Responsibility—on a scale larger than the parental lecture most kids get as soon as they can say the word "dog"—is one of the driving tenets on campus. Animals still get hungry on Christmas morning, and the mare never seems to give birth at 11 a.m. on Tuesday, Hook said, laughing, it’s always Saturday after midnight.

Yet, when he shows up for the birth, there are already 30 kids in the barn, he said.

“They have the sense that animals depend on us to survive and to thrive, and we in turn rely on the animals for the same thing. So they get that sense of responsibility," Hook said. Which may lend itself to a youthful sense of awe, but when there's a 1,600- to 1,800-pound animal that needs steering, no one hesitates for long.

"You see these little, young girls, 15 years old, bringing these horses around or bringing these cattle through the chute," Hook said. "I think they’re in awe with the animal, but I think they’re almost in awe with themselves when they realize what they can do.”

Sometimes a cow isn’t just a cow, in other words, but an agent for personal and community development, something Heifer International has seen the impacts of in 125 countries.

The science backs up the advocacy group's findings. A large-scale study published recently in Science found significant evidence that using livestock as part of a holistic community development model, including training and support, is successful in moving people out of poverty. In six randomized trials in Ethiopia, Ghana, Honduras, India, Pakistan, and Peru with a total of 10,495 participants, researchers found statistically significant impacts at the end of the interventions on all 10 key outcomes they measured, including food security, income, and women’s decision-making. One year after the end of the intervention, eight out of 10 outcomes still showed statistically significant gains and there was very little or no decline in the impact of the program on the key variables (consumption, household assets, and food security).

“The history of our work has always centered around livestock as a means for a path out of poverty,” Heifer International Chief Marketing Officer Cindy Jones-Nyland said. “But one of the things that this Science study showed is that the other pieces—the holistic pieces—that surround that actual livestock or asset transfer are just as important as that actual act in and of itself.”

Like the savings and loan group, formed by a woman in Malawi, whose interest rates go in part to a social welfare fund for the community and whose organizer has gone on to start 17 similar groups. Or an Ecuadoran woman presiding over a dairy co-op meeting where the majority of those present were men. After delivering her speech, she returned to her seat, where her young daughter climbed in her lap.

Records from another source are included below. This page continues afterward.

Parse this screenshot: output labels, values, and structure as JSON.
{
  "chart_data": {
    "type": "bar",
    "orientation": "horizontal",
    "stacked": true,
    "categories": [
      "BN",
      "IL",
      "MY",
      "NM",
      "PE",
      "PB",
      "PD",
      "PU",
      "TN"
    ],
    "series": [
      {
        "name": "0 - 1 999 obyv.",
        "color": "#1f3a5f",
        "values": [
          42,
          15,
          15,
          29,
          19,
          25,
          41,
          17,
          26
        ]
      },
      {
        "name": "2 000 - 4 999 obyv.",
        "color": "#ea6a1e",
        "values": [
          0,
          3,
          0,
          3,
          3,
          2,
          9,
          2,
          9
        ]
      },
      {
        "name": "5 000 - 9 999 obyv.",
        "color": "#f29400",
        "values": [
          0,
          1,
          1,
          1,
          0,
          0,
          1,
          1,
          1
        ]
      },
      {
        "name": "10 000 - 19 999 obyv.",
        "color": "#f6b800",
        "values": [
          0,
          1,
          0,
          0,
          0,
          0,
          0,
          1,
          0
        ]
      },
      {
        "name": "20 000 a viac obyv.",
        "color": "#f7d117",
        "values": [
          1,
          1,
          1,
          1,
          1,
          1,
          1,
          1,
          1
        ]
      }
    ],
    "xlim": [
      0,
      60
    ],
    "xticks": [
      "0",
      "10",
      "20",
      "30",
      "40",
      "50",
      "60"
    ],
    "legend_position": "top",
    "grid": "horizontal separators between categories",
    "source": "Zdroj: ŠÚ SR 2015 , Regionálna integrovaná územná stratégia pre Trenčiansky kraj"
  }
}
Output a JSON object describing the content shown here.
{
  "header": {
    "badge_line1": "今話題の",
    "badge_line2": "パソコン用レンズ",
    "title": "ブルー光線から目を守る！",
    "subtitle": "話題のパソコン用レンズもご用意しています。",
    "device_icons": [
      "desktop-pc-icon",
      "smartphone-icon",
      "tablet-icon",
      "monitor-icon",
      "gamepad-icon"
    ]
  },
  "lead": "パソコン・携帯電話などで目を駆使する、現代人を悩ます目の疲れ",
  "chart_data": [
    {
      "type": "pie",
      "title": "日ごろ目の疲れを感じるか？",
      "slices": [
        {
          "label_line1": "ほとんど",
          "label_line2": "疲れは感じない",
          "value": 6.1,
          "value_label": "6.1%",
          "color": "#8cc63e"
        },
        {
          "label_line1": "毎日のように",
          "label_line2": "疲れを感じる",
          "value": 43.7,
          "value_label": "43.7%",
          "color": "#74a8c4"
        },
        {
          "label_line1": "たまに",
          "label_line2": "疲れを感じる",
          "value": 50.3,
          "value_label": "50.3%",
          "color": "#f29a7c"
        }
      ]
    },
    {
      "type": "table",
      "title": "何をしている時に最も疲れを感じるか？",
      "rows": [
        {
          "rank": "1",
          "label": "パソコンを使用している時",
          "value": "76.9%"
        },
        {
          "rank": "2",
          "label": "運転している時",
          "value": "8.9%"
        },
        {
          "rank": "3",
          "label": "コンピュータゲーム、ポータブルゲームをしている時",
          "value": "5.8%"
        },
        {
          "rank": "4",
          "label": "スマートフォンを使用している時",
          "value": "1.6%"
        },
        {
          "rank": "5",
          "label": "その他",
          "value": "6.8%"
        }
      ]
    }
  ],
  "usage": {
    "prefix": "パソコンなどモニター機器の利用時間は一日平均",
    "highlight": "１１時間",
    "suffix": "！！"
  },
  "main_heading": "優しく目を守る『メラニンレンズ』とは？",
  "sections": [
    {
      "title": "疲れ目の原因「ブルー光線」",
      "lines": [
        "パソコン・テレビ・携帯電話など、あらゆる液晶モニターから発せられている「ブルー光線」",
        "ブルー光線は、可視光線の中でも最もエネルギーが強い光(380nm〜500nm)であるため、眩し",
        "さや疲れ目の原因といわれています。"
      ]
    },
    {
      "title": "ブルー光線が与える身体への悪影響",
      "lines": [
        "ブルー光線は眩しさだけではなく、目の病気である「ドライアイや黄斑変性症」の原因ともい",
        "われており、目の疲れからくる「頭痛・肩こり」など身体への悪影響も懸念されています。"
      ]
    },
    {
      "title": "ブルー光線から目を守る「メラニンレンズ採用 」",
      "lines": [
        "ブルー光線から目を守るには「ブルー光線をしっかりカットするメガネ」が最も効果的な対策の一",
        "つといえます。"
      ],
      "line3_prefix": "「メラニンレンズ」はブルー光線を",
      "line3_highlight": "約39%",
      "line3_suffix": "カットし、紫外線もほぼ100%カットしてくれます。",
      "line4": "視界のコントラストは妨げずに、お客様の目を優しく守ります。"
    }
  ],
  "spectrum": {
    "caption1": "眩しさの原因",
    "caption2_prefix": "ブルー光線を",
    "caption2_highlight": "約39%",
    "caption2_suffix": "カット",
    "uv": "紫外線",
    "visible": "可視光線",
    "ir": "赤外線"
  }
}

“It’s something you can’t measure in terms of a data point, but those sorts of things are what’s going to tangibly change future generations in these areas where women haven’t played a central role,” Jones-Nyland said.

Of course, many of the neighborhoods the kids at CHAS come from aren't exactly models of holistic community development—far from it—and a head of beef cattle in Chicago and a heifer in the Mekong Delta are, well, different kettles of fish. But there are benefits to the experience nonetheless, even though most of graduates don’t pursue farming. Although the majority of students at CHAS are from low-income families, 85 percent of graduates enter college.

“I guarantee those kids who never go into ag are just as well served by their experience as students who do,” Hook said. “They understand you’ve got to get up early. You’ve got to show up early and stay late, work hard, and do whatever it takes to get things done. That’s just the sense that we have here.”

“They have ownership and accountability to themselves and each other,” Jones-Nyland said of communities she’s seen participate in a holistic-focused livestock model. “Those are the mind shifts that will carry the change through.”